My data is tabular, with samples in rows and features in columns.
I created a binary classification ensemble model using pycaret("rf", "knn", "nb", "lr", "et"), and I want to obtain sample-specific feature importance using LIME. (Not all samples)
My model's pipeline is as follows.
<bound method Pipeline.get_params of Pipeline(memory=FastMemory(location=/tmp/joblib),
steps=[('numerical_imputer',
TransformerWrapper(include=['Neurons_xcell', 'HSC_xcell',
'Th2.cells_xcell',
'Neutr...
VotingClassifier(estimators=[('Extra Trees Classifier',
ExtraTreesClassifier(n_jobs=20,
random_state=42)),
('Random Forest Classifier',
RandomForestClassifier(n_jobs=20,
random_state=42)),
('K Neighbors Classifier',
KNeighborsClassifier(n_jobs=20)),
('Naive Bayes', GaussianNB()),
('Logistic Regression',
LogisticRegression(max_iter=1000,
random_state=42))],
n_jobs=20, voting='soft'))])>
And here is my code.
import sys, os
import lime
import lime.lime_tabular
from pycaret.classification import *
from pycaret.classification import load_model
from sklearn.model_selection import train_test_split
import pandas as pd
import numpy as np
within_model = load_model("best_model")
df = pd.read_csv("my_input_data.csv", index_col=0)
train,test = train_test_split(df, test_size=0.2, random_state=62, stratify=df["resistance"])
def prob(data):
return np.array(list(zip(1-within_model.predict(data), within_model.predict(data))))
explainer = lime.lime_tabular.LimeTabularExplainer(train.values,feature_names = train.columns, class_names=['resistance', 'non-resistance'], kernel_width=5, mode="classification")
i = 1
exp = explainer.explain_instance(test.values[i], prob, num_features = len(test.columns))
However, I encounter an error in the explainer part: "KeyError: "None of [Index([''], dtype='object')] are in the [columns]."

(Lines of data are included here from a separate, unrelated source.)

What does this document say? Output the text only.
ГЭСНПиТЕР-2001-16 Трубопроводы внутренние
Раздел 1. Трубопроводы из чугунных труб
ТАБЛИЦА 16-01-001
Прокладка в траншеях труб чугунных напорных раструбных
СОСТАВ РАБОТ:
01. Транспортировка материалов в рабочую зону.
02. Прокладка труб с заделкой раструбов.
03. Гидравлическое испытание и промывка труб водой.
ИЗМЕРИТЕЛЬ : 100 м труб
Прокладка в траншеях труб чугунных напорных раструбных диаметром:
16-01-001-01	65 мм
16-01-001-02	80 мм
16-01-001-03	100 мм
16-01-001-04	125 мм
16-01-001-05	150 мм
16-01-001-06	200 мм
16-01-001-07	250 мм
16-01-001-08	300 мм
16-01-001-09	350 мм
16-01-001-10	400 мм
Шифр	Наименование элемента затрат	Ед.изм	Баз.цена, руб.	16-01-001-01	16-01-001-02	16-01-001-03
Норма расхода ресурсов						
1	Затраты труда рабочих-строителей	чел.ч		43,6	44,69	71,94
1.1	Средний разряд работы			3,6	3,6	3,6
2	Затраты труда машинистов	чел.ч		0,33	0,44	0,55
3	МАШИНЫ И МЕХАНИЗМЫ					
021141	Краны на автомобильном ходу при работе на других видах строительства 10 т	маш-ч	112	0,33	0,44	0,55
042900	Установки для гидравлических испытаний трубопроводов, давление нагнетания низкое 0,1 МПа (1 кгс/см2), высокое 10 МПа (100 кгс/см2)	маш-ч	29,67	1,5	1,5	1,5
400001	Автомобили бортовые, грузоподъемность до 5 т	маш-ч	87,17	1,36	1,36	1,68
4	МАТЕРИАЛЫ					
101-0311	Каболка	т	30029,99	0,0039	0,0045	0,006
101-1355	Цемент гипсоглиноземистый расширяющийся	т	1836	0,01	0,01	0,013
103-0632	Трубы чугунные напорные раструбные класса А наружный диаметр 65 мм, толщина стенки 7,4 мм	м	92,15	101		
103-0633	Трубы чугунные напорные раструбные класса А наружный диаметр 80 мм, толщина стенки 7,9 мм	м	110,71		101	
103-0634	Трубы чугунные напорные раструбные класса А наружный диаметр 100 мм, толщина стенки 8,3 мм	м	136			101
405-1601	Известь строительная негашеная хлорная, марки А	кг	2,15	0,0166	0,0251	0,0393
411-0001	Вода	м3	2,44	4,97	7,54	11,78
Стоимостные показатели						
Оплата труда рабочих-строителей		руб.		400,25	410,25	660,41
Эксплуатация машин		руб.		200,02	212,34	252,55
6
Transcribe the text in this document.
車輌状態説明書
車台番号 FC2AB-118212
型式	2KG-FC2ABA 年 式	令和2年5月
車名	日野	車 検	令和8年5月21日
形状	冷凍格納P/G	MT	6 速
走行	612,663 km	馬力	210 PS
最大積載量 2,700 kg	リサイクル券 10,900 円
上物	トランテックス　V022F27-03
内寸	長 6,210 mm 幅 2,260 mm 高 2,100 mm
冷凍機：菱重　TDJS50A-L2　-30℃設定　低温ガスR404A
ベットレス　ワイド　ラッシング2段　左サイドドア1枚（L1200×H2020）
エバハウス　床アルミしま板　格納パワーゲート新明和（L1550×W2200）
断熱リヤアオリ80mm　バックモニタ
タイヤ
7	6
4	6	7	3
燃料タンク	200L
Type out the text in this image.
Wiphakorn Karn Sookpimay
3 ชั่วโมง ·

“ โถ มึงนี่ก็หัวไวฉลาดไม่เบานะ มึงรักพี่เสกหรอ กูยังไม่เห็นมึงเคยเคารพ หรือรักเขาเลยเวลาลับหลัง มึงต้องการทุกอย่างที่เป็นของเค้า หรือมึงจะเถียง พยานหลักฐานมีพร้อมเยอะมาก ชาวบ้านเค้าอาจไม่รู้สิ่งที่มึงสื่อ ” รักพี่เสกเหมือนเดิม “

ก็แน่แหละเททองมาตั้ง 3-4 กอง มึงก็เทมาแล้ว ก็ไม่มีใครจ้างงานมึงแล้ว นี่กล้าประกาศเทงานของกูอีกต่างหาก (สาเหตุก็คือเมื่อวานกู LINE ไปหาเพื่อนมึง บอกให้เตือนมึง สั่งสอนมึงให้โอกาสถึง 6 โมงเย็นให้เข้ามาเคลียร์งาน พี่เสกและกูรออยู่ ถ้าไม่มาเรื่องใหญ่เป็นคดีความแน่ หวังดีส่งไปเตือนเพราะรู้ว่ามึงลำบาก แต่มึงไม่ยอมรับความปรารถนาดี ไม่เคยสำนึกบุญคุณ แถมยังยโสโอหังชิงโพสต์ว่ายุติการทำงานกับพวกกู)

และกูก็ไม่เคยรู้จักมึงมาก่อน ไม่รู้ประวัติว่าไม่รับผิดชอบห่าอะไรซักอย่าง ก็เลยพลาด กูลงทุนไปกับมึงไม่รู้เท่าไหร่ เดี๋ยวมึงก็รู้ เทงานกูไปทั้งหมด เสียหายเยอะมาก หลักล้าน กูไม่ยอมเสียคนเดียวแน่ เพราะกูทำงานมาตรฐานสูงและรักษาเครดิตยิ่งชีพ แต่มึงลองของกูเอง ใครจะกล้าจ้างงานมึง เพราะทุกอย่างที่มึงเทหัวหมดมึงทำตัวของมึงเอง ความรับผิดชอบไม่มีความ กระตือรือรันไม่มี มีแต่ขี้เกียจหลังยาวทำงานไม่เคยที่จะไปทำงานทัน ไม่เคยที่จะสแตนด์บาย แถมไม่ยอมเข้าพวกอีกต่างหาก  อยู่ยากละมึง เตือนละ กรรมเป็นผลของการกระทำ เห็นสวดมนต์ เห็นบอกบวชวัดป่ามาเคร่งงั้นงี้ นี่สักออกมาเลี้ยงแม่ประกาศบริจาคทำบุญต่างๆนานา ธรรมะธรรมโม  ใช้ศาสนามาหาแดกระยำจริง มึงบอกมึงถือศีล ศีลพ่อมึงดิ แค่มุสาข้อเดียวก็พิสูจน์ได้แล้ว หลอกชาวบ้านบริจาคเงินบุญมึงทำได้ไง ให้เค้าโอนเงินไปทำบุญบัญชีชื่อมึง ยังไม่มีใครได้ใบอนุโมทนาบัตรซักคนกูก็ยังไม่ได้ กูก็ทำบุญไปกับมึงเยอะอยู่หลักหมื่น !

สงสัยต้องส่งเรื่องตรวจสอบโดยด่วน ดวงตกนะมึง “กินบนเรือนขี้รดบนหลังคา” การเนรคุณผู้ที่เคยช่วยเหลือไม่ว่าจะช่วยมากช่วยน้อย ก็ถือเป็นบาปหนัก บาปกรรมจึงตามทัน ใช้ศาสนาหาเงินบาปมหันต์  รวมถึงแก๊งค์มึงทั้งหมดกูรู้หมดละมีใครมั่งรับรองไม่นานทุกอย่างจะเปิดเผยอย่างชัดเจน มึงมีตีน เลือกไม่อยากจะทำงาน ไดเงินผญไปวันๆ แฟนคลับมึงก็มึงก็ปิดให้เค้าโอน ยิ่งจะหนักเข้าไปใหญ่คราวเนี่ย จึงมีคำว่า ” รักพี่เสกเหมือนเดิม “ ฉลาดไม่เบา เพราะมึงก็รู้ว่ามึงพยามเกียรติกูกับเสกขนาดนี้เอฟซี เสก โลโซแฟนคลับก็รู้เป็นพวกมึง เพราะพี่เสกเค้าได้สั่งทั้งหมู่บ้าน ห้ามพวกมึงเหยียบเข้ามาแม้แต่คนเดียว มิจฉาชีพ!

I've checked other posts, but there are no spaces in the columns.
Additionally, when I tried creating a model using sklearn.ensemble.RandomForestClassifier instead of an ensemble model, no error occurred.
Could you please explain why this issue is occurring in such cases and how to resolve it to obtain feature importance?
Alternatively, could you recommend another method to extract sample-specific feature importance from my model, besides LIME?
I've checked other posts and attempted to resolve it, but the same error persists.